Selon une théorie, la culture de la fabrication du papier serait arrivée au Japon à l’époque d’Asuka.
Le Nihon Shoki rapporte qu’en 610, un moine venu du royaume de Goguryeo fabriqua du papier selon la technique du tamezuki, qui donne un papier épais, ainsi que de l’encre. Certaines théories affirment toutefois que le Japon disposait déjà auparavant d’un savoir-faire papetier. La copie des sutras se répandit ensuite, entraînant une hausse de la production du papier qui lui était destiné.
À l’époque de Nara, la production augmenta pour répondre aux besoins des documents administratifs officiels, notamment les registres familiaux, mais le papier demeurait vraisemblablement précieux. À l’époque de Heian, il se répandit surtout au sein de l’aristocratie, qui l’utilisait pour écrire des poèmes. La technique du nagashizuki, permettant de produire du papier fin, fut alors mise au point.
Aux époques de Kamakura et de Muromachi, les guerriers commencèrent à utiliser le papier et sa fabrication se développa dans l’ensemble du pays. Le papier commença également à être offert en cadeau. À l’époque d’Edo, il se répandit parmi les gens du peuple et entra dans la vie quotidienne sous la forme de hanshi, de papier pour shōji et de papier fin à usage courant. Sa production augmenta alors considérablement.
Les journaux apparurent à la fin de l’époque d’Edo. Au début de l’ère Meiji, les billets de banque et les manuels scolaires étaient fabriqués en washi, et le washi produit mécaniquement fit son apparition. Cependant, avec l’arrivée du papier occidental en provenance d’Europe et des États-Unis, celui-ci remplaça progressivement le washi dans la consommation intérieure japonaise.

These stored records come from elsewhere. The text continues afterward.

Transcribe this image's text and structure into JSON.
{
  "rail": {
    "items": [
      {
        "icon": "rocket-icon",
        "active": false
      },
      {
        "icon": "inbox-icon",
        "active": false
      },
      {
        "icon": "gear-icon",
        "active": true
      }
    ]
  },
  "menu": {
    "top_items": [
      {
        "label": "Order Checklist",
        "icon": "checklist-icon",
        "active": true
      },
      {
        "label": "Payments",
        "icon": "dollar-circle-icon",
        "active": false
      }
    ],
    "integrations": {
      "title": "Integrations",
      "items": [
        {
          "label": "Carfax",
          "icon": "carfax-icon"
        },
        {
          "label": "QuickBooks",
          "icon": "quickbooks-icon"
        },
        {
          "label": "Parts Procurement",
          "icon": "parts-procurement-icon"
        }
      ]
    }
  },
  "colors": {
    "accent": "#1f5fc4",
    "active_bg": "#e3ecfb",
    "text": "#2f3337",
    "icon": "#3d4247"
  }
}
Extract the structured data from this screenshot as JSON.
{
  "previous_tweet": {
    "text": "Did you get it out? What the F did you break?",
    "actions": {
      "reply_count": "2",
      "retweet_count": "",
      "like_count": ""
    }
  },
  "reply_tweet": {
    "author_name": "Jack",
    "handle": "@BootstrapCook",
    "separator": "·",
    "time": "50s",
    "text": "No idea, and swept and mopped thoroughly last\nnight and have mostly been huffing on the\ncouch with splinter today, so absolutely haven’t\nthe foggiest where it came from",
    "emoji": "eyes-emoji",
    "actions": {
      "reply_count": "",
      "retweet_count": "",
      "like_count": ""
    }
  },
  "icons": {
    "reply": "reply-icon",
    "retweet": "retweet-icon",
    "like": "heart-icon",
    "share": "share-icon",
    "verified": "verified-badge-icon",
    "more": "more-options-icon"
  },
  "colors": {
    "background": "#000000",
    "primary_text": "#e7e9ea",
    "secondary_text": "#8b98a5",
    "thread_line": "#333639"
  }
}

Matières premières du washi

Les plantes généralement utilisées pour fabriquer le washi sont le kōzo, le mitsumata et le gampi, présents au Japon depuis longtemps. C’est leur écorce interne, située sous l’écorce extérieure, qui est employée. Outre ces trois plantes, de la pâte à papier issue du bois, du bambou ou de l’ananas est également utilisée dans certains cas.

Kōzo

Le kōzo pousse au Japon, dans la péninsule coréenne ainsi que dans le centre et le sud de la Chine. C’est un arbuste caduc de la famille des Moracées. Ses fibres se caractérisent par leur épaisseur, leur longueur et leur solidité. Du kōzo provenant de l’étranger, notamment de Thaïlande, est également importé.
Il sert à fabriquer du papier pour la calligraphie, du papier pour shōji et des papiers d’artisanat populaire. Seule son écorce étant utilisée pour produire le washi, environ 4 % de la plante entière serait en réalité exploité.

Branche de kōzo
Branche de kōzo

Mitsumata

Le mitsumata pousse dans le centre et le sud de la Chine ainsi que dans l’Himalaya. C’est un arbuste vivace caduc de la famille des Thyméléacées. Son nom vient de ses branches qui se divisent en trois. Ses fibres sont fines, courtes et brillantes.
Comme il donne une finition plus lisse que le washi fabriqué à partir de kōzo, il convient aux impressions de précision. Il est notamment utilisé pour le papier des billets de banque, le papier japonais de haute qualité, les titres financiers et les papiers isolants.

Mitsumata
Mitsumata

Gampi

Le gampi est un arbuste caduc de la famille des Thyméléacées. Ses fibres sont fines et courtes, et permettent de produire un washi doté d’un bel éclat.
Il est utilisé pour le papier destiné à la copie des sutras, aux stencils de duplicateurs et à la conservation de documents.

Gampi
Gampi

S’initier à la fabrication du washi

Atelier de fabrication du papier à Kyoto

Un établissement de Kyoto propose de s’initier à la fabrication du washi. Il se trouve à 9 minutes à pied de la gare Hankyu Karasuma.
Il s’agit de Kami TO Wa, dans l’arrondissement de Nakagyō à Kyoto.

Extérieur de Kami TO Wa
Extérieur de Kami TO Wa

En entrant dans cette boutique aménagée dans une machiya de Kyoto rénovée, le regard se porte immédiatement sur les nombreux articles en washi et carnets de goshuin alignés.
Parmi les articles en washi figurent des cartes postales en papier artisanal, des blocs de papier à lettres, de petites enveloppes pour offrir de l’argent et du ruban adhésif en washi.
De nombreux objets semblent tout indiqués comme souvenirs.

Articles en washi
Articles en washi

Les carnets de goshuin vendus ici sont par ailleurs entièrement fabriqués en washi, pages intérieures et couverture comprises.

Carnets de goshuin
Carnets de goshuin

Sur certains modèles, les motifs en washi diffèrent même entre la première et la quatrième de couverture.
Grues du Japon, lapins des neiges, maneki-neko et autres animaux, fleurs de cerisier ou motifs japonais porte-bonheur : le choix est si vaste qu’il est difficile de se décider. L’achat de ces articles en washi est déjà une expérience agréable, mais l’établissement propose une activité encore plus particulière. Elle consiste à fabriquer une feuille de papier au format B4 à partir des matières premières du washi, puis à la transformer en cartes postales, en abat-jour, en tapisserie ou encore en carnet de goshuin.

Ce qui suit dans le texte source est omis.